While I was able to flex the big toe pocket separately from the lateral toe pocket, I'm not sure how functional it actually was in practice. I could feel my toes all engaging during lifts, but I feel that with regular shoes too. I don't think that there was any more toe engagement than in regular shoes, since all of the toe motion was happening inside the shoe, rather than flexing the shoe itself. I like the RX for lifting, but I think that I would probably like it just as much without the tabi toes.
|Topo Athletic Train RX sole|
Traction is good on most surfaces. I mean, it is Tony Post who used to be with Vibram, so the outsole better be good. As far as I know, it's not Vibram rubber, but it's pretty sticky, whether you're on rubber gym floors, concrete, asphalt, or whatever. The only surface I had any trouble with was the basketball-court-esque wood that the gym by my parents' house uses at their squat rack. Even then, I was fine squatting, when all my weight + the weight I was lifting was coming through my shoe. The problem arose when I was sitting on the bench that they also have on the wooden part of the floor and was doing some overhead work, and my feet were sliding around a little.
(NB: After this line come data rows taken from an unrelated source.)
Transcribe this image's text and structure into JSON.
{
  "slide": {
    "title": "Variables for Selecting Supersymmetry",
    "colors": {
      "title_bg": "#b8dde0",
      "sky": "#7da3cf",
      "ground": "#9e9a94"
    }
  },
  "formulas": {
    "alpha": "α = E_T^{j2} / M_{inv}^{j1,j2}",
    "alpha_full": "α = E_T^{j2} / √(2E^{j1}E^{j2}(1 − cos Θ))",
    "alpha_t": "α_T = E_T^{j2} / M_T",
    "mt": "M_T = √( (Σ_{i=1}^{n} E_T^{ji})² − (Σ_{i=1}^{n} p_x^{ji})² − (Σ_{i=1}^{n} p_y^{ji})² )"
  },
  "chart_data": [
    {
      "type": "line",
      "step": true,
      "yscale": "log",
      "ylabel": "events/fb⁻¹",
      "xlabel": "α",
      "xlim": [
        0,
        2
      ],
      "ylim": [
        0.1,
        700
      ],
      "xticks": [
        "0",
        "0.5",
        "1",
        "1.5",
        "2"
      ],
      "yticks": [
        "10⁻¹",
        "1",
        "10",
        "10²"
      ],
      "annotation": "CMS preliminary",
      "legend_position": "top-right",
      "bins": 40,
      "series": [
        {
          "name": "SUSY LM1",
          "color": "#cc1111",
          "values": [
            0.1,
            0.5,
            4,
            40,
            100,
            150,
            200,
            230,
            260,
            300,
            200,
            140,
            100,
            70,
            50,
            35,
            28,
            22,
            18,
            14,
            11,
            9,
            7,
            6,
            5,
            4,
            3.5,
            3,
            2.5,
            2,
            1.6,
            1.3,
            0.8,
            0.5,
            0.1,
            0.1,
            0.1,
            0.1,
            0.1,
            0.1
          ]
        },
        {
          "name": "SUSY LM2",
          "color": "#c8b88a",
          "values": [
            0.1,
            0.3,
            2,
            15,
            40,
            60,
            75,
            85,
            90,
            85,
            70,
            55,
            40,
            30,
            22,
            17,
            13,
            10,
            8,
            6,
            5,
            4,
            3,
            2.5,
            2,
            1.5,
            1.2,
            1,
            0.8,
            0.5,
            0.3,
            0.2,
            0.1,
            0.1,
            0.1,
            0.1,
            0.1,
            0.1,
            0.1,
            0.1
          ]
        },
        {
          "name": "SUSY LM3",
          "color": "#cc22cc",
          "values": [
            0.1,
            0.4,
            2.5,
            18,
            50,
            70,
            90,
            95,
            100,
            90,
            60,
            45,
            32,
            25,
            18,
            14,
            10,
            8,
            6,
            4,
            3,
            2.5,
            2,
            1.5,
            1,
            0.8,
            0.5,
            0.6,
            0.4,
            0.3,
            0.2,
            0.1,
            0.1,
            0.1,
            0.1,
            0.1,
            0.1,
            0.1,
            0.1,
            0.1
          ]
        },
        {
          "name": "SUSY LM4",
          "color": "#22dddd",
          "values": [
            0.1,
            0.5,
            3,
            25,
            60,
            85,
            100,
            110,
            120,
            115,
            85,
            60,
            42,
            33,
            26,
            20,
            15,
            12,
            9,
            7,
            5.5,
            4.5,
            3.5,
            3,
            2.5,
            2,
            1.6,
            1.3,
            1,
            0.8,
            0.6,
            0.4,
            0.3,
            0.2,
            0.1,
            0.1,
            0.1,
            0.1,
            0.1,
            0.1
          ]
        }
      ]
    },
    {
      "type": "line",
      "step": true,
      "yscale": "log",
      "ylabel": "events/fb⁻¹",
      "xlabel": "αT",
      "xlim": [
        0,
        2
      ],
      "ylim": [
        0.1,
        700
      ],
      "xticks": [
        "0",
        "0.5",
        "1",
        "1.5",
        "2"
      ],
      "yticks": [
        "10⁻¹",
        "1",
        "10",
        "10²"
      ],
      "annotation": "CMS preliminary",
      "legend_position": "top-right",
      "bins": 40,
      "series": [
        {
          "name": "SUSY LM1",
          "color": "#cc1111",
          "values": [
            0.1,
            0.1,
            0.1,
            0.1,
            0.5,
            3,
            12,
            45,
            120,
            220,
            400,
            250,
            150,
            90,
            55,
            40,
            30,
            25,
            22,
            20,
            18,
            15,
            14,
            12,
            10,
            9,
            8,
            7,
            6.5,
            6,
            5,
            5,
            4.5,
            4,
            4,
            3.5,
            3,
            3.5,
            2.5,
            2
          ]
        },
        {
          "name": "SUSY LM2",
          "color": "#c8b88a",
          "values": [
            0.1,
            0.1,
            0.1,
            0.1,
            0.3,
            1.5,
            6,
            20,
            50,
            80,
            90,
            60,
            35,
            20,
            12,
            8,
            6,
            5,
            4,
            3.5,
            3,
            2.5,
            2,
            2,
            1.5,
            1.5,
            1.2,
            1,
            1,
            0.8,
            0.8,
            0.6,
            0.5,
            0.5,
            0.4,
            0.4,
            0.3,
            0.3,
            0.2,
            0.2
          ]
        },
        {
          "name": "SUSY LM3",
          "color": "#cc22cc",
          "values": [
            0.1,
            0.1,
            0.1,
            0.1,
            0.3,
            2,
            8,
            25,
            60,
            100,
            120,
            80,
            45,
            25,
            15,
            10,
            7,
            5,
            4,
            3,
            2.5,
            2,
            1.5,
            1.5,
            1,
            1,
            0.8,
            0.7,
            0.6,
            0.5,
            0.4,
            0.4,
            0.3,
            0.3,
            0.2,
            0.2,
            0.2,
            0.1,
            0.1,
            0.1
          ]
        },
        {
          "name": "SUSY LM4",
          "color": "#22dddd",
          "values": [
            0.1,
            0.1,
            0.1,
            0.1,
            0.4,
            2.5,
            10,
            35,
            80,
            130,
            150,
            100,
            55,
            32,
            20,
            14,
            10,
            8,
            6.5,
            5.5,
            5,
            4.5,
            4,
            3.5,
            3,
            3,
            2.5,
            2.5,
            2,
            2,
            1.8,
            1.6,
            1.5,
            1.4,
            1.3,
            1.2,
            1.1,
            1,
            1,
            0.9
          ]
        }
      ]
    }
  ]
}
One downside to the RX is that you need special socks. Topo includes one pair of tabi socks, and you can either buy more tabi socks (from the Topo website or elsewhere) or go with Injinjis. You can technically wear regular socks that are loose/stretchy enough to squish between your toes (and I did end up doing that more than once), but it's not the most comfortable hack and is probably a good way to put holes in your socks. Alternately, you can go sockless, and they don't rub or chafe, but the RX's upper is HOT, and you will sweat and probably make them smell really bad. They do use an anti-microbial lining, but I have yet to find a shoe whose anti-microbial lining was able to stand up to continued sockless usage and not eventually get disgusting. Also keep in mind that the RX is designed as a lifting shoe, not a running shoe. It can work as a running shoe in a pinch, but there are plenty of shoes out there with midsoles that provide smoother transitions, uppers that are more breathable, and give similar support and cushioning at a lighter weight. Not that the RX is heavy (it's not), but dedicated running shoes of similar support and cushioning tend to be even lighter.
|Topo Athletic Train RX|
I really like the Topo Athletic Train RX as a gym shoe, and they've become the only shoe I've been wearing in the weight room, though not for the reason I expected when I was eyeing them up online. In theory, the separated toe is a good idea, but I just don't think that it works in practice the way I imagined it working in my head. However, the firm platform with just enough arch support and the stabilization strap across the instep are great for standing compound lifts. It's not a running shoe (there are better choices for that), and if you're the typical runner who only does a few targeted exercises in the gym, it's probably not worth getting a special pair of shoes for lifting. However, if you're spending a significant amount of time in the weight room, and you aren't an Olympic lifter who favors wooden-heeled lifting shoes, I can recommend the RX, as it will likely be a much better gym shoe than any of the running shoes you currently have in your closet. Now, here's hoping Topo will redesign this shoe with a more breathable upper...
The Topo Athletic Train RX retails for $110 and is available on the Topo Athletic website and at shoe stores that carry Topo Athletic shoes. They run somewhere between true-to-size to a half-size large, depending on whether you're using the insole and wearing socks, and how you like your shoes to fit, so ideally, you'll try them on first.
Full disclosure: The Topo Athletic Train W-RX was provided free of charge in exchange for a review. The opinions contained in this review are mine and based on my experience, and do not reflect the opinions of Topo Athletic or anyone else.